Cutting time for composites design allowables

New approach by Dr. Stephen Tsai and Daniel Melo promises to reduce the required number of tests from 1,000 to mere dozens, providing results in days vs. months and at much lower cost.


New vs. traditional approach to design allowables.
SOURCE: Dr. Stephen W. Tsai and Jose Daniel D. Melo.


HPC reported on this new approach in the July issue: Overnight design allowables? An invariant-based method for accelerating aerospace certification testing. For more details and the full series of charts and graphs, see the white paper from Dr. Tsai and Daniel Melo posted on CW’s White Papers page.

Dr. Tsai comments, “The recognition of invariants that can significantly simplify design and testing of composites structures was discovered by Daniel and me by accident.  The number of tests for design allowable generation can be reduced from one thousand to a few dozen if not fewer.  More importantly, key tests can be made a matter of hours instead of days, weeks or months.” He adds that the only stiffness data needed is the value of trace, a sum of the diagonal components of the stiffness matrix.  “For strength, one tensile or compressive strength of open hole coupons at room temperature can be sufficient to generate allowables, and the accelerated testing of fatigue strength can also be done based on the shift factor of viscoelastic behavior of composites.”
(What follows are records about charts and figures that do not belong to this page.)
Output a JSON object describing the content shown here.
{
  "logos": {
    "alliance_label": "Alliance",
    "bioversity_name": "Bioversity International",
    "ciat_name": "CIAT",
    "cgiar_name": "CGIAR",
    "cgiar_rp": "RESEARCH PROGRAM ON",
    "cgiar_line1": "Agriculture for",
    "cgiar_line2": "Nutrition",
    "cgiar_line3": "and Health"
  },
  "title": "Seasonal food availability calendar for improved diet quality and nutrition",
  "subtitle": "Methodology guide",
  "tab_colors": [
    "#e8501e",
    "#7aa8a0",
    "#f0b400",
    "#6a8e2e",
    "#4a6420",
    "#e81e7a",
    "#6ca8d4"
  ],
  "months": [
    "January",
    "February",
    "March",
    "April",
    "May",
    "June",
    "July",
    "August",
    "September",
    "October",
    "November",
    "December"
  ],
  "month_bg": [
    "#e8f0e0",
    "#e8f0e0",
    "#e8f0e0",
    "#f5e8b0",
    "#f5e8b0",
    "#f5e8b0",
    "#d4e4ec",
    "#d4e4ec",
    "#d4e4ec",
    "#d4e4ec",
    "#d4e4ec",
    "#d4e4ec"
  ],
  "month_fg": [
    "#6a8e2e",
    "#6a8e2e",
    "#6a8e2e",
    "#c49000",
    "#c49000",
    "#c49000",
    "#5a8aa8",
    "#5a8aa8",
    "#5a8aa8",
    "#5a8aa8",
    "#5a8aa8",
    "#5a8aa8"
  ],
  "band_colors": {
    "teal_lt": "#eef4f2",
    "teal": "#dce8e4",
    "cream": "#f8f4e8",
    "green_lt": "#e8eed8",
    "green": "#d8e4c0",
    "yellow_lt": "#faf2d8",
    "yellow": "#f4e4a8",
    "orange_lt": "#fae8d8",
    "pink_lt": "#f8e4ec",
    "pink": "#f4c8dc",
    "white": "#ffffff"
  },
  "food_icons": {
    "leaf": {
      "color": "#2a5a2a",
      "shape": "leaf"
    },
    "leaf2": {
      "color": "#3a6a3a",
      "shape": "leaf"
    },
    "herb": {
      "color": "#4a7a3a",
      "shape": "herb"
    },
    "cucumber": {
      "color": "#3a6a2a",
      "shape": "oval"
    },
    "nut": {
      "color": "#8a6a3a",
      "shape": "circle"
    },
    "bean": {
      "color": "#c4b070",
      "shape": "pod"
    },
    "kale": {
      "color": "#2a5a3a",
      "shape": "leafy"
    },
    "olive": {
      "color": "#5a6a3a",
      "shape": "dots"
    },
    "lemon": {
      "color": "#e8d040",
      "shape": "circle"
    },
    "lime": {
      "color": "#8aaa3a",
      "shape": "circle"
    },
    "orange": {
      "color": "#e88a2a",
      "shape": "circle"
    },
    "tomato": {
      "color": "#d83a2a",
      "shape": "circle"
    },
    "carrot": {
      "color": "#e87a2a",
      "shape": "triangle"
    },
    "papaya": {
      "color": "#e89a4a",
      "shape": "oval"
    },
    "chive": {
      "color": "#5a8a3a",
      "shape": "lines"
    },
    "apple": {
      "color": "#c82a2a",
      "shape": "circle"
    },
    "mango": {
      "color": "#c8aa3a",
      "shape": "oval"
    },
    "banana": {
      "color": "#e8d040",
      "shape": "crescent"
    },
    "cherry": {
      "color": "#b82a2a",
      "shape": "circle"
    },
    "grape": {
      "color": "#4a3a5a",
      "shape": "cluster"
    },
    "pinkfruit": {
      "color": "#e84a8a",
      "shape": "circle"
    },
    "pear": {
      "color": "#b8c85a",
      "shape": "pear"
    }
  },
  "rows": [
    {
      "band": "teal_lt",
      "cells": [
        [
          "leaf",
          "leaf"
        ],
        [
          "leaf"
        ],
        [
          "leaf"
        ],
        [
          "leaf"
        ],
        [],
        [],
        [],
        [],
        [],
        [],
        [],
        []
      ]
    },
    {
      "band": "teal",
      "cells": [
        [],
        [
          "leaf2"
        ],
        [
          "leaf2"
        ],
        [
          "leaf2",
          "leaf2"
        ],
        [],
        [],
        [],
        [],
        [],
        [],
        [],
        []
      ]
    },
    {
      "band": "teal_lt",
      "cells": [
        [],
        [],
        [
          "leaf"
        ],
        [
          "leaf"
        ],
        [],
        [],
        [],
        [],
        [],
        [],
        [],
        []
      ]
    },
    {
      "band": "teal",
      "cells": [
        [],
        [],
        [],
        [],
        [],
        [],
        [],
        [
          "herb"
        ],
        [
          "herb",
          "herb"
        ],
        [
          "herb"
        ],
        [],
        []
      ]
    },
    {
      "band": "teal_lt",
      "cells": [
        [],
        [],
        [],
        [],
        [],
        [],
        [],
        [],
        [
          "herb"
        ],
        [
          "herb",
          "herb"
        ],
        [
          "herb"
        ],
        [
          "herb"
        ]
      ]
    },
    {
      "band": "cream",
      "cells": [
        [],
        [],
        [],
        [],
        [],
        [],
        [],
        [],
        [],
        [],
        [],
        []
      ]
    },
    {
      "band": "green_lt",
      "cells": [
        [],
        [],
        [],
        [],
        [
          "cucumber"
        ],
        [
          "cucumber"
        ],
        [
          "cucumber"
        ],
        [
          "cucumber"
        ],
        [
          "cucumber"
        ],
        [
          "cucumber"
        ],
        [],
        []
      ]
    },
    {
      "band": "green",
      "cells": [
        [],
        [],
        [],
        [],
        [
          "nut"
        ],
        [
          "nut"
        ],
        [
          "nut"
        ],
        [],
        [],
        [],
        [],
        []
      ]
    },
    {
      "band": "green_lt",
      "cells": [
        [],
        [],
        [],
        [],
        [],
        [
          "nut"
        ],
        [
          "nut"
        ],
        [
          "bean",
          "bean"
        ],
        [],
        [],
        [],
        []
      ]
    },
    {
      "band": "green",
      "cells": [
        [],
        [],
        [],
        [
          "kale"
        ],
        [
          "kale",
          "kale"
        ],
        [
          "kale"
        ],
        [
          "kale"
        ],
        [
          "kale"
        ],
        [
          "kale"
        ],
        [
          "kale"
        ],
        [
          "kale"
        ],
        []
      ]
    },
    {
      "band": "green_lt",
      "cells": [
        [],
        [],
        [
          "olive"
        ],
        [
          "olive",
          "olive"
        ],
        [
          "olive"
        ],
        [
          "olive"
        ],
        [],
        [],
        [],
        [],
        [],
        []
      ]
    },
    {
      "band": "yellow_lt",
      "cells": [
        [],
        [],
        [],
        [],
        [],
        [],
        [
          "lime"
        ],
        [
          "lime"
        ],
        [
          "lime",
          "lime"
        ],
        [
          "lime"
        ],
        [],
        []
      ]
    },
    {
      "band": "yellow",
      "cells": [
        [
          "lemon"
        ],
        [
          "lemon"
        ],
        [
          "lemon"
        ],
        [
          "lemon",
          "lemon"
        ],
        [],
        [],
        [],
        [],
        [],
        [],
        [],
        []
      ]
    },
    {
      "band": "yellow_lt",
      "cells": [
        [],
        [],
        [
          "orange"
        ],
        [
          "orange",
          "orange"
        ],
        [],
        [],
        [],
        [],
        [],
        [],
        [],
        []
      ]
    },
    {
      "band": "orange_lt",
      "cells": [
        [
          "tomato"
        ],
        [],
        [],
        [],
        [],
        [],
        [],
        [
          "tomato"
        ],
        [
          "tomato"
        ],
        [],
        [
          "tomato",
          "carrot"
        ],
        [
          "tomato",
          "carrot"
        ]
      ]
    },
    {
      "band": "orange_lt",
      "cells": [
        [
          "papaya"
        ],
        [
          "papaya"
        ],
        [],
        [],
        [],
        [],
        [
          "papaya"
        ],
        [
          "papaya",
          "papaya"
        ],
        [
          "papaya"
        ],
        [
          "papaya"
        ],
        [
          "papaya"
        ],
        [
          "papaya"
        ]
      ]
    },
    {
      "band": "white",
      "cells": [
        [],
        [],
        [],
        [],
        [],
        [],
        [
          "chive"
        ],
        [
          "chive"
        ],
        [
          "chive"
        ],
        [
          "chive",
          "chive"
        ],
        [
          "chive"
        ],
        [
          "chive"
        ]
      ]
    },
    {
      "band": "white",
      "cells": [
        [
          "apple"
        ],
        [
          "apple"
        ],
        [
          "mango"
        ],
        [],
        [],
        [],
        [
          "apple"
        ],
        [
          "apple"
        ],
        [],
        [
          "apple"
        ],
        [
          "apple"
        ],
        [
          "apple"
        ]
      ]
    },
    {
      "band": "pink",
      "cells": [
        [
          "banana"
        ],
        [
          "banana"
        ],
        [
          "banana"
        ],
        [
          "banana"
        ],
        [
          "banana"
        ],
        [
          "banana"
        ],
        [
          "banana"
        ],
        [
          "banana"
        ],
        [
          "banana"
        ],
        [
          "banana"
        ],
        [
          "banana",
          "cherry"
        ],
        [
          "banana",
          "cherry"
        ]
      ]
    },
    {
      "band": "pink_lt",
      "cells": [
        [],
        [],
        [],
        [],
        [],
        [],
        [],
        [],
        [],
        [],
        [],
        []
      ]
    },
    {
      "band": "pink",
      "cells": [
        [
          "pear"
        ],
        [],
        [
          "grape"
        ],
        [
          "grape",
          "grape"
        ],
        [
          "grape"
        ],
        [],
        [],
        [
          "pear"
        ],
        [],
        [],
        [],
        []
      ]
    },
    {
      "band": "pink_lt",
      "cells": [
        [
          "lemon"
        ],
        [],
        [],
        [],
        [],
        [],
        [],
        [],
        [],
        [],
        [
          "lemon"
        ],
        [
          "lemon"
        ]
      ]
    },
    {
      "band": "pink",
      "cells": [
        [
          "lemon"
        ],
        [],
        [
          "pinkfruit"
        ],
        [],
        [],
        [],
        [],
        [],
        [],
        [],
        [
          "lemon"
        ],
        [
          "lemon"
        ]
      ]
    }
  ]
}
To put it more in layman’s terms and get a critical review, I asked Dr. Rik Heslehurst to read and comment on the white paper. Heslehurst is a former aeronautical engineering officer in the Royal Australian Air Force (RAAF), in charge of material and process engineering for almost two decades. He also instructs advanced composite engineering courses for Abaris Training (Reno, Nevada) and has consulted for a wide variety of companies including Boeing, the U.S. Air Force, Lockheed Martin and Bombardier. Heslehurst’s response:

"The basic premise is that all composite materials (plies and laminates) have a stiffness relationship that is essentially invariant (statistically low variation).  This invariant term is called TRACE.  With knowledge of the axial longitudinal modulus value for any composite material the TRACE factor can be determined and the resulting stiffness matrix of a ply and thus a laminate can be determined.  This approach is a significant and positive step in reducing the cost of determining materials allowables.

I would caution, however, that the assumptions made, such as the major Poisson’s ratio as 0.3 and the derivation of the shear modulus term, require a sufficient knowledge of composite materials properties computation as well as design allowables generation — for example, the differences between that for unidirectional tape and cloth.

I believe that the development of the shift factors for open hole, environmental and fatigue is also a very positive step, and fortunately, there is now extensive materials data available on these effects to allow close comparison with simulated data.

I am encouraged by the approach and already see several applications in my own work that will allow early and rapid development of composite designs, but I would reiterate that a novice not use this approach without due understanding and caution."

The foundation of invariants and implications on composites design allowables testing will be covered extensively by several speakers in the upcoming Composites Durability Workshop 19 (July 27-29)  hosted by Stanford University’s Department of Aeronautics & Astronautics (Stanford, Calif., USA).

Proposed advances that can simplify design allowables generation will be presented by representatives of Stanford, Wichita and other universities, as well as end users and the FAA. Potential issues in expanding the adoption of this approach will also be discussed and help in using tools and templates for one master ply will be available during and after workshop.

A formal technical paper, “An invariant-based theory of composites,” has just been published online in the journal Composites Science and Technology.